The company’s lead product candidate, mavorixafor, is a potential first-in-class, oral inhibitor of CXCR4, an immune cell chemokine receptor, designed to treat warts, hypogammaglobulinemia, infections, and myelokathexis (WHIM) syndrome, a genetic primary immunodeficiency disease caused by CXCR4 overstimulation, with no approved therapies.
The drug demonstrated improvements in both biomarker and symptoms of WHIM syndrome in a Phase 2 study and is being evaluated in a pivotal Phase 3 study. “We expect the study to readout in the second half of 2021 to support both U.S. and EU approvals,” writes analyst Swayampakula Ramakanth.

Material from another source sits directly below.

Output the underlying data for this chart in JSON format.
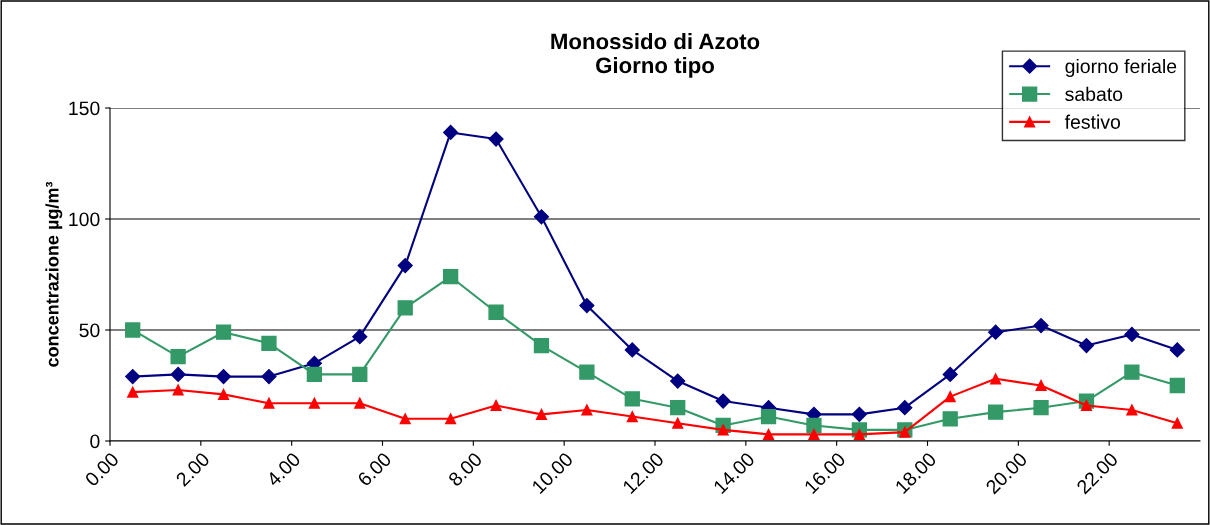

X4 also plans to provide an update of the estimated WHIM patient population in the first quarter of 2020, which “we believe could be a major catalyst,” he added.
In addition to the WHIM program, Mr. Ramakanth said X4 is assessing mavorixafor’s efficacy in severe congenital neutropenia (SCN) and Waldenström macroglobulinemia (WM), two rare blood disorders with larger market potentials than WHIM syndrome. Topline results from Phase 1b studies in SCN and WM are expected later in 2020.
Mr. Ramakanth said that beyond rare indications, “we believe the promising results from a Phase 2a study in advanced clear-cell renal cell carcinoma (ccRCC) not only demonstrated mavorixafor’s therapeutic activity in ccRCC, but also suggests potential efficacy in a broad range of solid tumors.”